Аймисей схватила Ахмади за руку и потащила его за собой. Но так как на ступеньках крыльца он замешкался, она бросила его руку и побежала одна.
В горах не принято запирать двери; Аймисей с бьющимся сердцем толкнула ее, и… запах чесночной подливы, смешанный с горьковатым запахом дыма от тлеющих кизяков, ударил ей в лицо — родные, ни с чем не сравнимые запахи дома, детства, родины…
Никем не замеченная, Аймисей прислонилась к косяку двери и закрыла глаза.
— Опять тебя в председатели прочат. Как же ты без ноги будешь лазить по горам? — услышала она голос матери, и сладкая дрожь от звуков этого родного голоса прошла по ее телу.
— А много ты теперь найдешь таких, чтобы с руками и с ногами, — отвечал дедушка Хирач. — Ничего, справится, была бы голова…
— Пусть поступает как знает, — примирительно сказала мать.
Аймисей не могла больше выдержать.
— Мама! — крикнула она, и брезентовый вещмешок с тяжелым стуком упал на пол.
— Вабабай! — Женщина выронила дуршлаг, которым она в это время вылавливала из казана хинкал.

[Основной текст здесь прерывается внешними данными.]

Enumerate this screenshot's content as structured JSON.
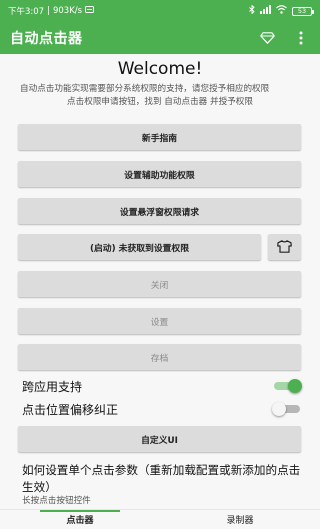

От блюда поднимался горячий пар, и потому она не могла разглядеть вошедшую.
— Мама! — повторила Аймисей и обняла мать. С болью она ощутила в своих руках легкое, как бы усохшее тело, увидела седые волосы, рассыпающиеся из-под черного платка.

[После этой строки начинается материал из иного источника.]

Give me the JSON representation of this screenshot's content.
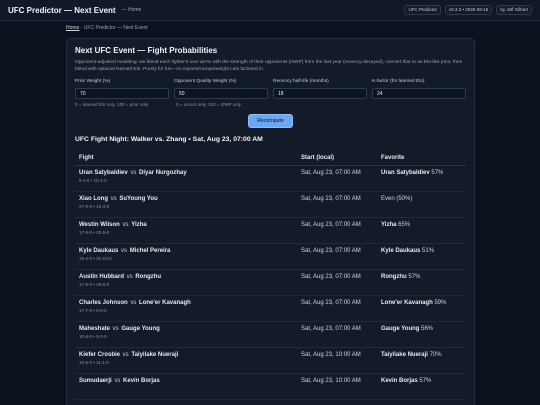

— Кто это? — тревожно спросил Хирач, завозившись на своей шубе, где он сидел и курил кальян.
И уже отец, встав с табуретки, придвинутой к очагу, опираясь на костыль, спешил ей навстречу.

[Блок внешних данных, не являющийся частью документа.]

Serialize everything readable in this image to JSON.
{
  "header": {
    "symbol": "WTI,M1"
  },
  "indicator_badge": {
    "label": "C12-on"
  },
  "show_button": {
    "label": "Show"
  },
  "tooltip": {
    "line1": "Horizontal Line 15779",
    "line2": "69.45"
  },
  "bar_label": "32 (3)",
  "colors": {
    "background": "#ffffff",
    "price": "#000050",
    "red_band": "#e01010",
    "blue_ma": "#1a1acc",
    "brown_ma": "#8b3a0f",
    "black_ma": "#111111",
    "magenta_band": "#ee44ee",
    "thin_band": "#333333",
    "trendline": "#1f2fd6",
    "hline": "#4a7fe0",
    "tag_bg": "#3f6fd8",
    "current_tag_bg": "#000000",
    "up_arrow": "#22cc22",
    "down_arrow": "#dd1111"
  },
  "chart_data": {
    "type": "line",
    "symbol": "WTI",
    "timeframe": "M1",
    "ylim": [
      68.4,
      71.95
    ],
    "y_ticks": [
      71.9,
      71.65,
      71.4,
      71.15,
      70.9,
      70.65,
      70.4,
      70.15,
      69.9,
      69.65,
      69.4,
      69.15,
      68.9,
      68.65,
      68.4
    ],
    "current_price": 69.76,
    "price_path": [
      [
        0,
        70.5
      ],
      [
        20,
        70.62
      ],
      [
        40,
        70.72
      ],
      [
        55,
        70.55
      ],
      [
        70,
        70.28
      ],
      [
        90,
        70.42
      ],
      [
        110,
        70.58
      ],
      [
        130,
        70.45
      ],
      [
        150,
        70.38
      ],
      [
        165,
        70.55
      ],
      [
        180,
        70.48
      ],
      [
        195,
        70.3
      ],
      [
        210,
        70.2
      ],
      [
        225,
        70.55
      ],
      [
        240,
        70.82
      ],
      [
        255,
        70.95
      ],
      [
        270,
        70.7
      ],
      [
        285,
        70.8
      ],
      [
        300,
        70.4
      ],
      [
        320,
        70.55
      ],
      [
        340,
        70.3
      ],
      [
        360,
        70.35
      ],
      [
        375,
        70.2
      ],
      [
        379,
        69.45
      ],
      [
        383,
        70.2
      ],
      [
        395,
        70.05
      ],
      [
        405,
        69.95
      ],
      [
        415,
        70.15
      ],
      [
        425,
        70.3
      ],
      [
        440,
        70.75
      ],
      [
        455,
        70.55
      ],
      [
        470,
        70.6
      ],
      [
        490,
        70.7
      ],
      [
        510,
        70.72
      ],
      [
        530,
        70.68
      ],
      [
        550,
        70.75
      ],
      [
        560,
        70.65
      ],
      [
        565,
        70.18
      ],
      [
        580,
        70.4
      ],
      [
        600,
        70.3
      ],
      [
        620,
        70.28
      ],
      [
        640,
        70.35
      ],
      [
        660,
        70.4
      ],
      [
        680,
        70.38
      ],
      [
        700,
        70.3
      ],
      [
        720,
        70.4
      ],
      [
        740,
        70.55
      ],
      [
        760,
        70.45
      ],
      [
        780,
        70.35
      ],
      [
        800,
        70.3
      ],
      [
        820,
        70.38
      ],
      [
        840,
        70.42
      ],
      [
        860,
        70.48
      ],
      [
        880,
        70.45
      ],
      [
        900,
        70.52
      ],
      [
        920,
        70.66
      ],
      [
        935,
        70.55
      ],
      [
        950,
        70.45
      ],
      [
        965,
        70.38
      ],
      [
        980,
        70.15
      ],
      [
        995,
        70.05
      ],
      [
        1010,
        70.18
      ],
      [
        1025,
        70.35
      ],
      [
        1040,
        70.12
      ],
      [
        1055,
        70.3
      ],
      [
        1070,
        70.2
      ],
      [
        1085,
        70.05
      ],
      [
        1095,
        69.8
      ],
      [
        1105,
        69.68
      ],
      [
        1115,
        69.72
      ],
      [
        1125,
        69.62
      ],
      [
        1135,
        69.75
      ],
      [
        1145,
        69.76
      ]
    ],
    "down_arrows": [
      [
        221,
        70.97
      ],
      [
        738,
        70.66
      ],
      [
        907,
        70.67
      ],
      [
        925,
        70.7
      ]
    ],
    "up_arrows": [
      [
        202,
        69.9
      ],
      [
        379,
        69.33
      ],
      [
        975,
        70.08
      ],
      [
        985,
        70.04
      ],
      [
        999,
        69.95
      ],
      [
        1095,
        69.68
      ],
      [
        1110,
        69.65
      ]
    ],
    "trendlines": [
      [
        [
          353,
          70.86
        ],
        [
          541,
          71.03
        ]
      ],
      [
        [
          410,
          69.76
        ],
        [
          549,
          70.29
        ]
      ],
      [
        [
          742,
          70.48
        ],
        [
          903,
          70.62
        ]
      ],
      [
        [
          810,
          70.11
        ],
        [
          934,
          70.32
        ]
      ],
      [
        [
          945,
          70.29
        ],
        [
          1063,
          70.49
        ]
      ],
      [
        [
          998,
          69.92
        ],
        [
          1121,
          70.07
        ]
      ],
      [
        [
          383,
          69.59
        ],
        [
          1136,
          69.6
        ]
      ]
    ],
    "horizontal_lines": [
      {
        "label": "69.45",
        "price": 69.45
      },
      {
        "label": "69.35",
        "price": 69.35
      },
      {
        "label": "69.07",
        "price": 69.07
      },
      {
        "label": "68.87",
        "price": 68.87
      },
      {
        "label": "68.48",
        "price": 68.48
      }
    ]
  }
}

— Кто-то пришел? — беспокойно переспрашивал Хирач.
— Это я, дедушка!
— Доченька моя, ты жива! Иди сюда скорее, — и старик протянул к ней сухие дрожащие руки. — Дай, доченька, хоть потрогаю тебя, какая ты стала. Я вот уже второй год ничего не вижу.
— Родные мои! Любимые! Как я рада, что вы все живы, — плача повторяла Аймисей, бросаясь то к одному, то к другому.
— Вай, а это кто? — вскрикнула мать Аймисей, первой увидевшая Ахмади. — Родненький, проходи, что же ты стоишь на пороге.
— Это сын Байсунгура из аула Струна, — сказала Аймисей, беря за руку Ахмади и подводя его к отцу. — Мы вместе учились в школе. — И, замявшись, проговорила как бы невзначай: — Он мой муж.
— Муж? — насторожилась мать Аймисей.
Она бросила на Ахмади тот единственный, тот материнский, тот самый пытливый взгляд, от которого не укрывается ничего (хорошо, что Ахмади не мог видеть этого взгляда), и, все поняв, разрыдалась.
Но, желая скрыть причину своих слез, она заговорила о другом. Но это другое болело и кровоточило еще сильнее:
— Доченька моя, остался наш дом без одного крыла. Нет больше твоего брата.
Аймисей обняла мать и тоже заплакала. Так они сидели рядышком, обнявшись, словно став одним существом, безутешным в своем горе, пока отец Аймисей не прикрикнул на них:
— Ну, хватит, слезами сына не вернешь. У нас хоть двое вернулись с фронта. А оглянись вокруг, на другие семьи… — И, сев возле Ахмади, добавил: — Вот он заменит нам сына.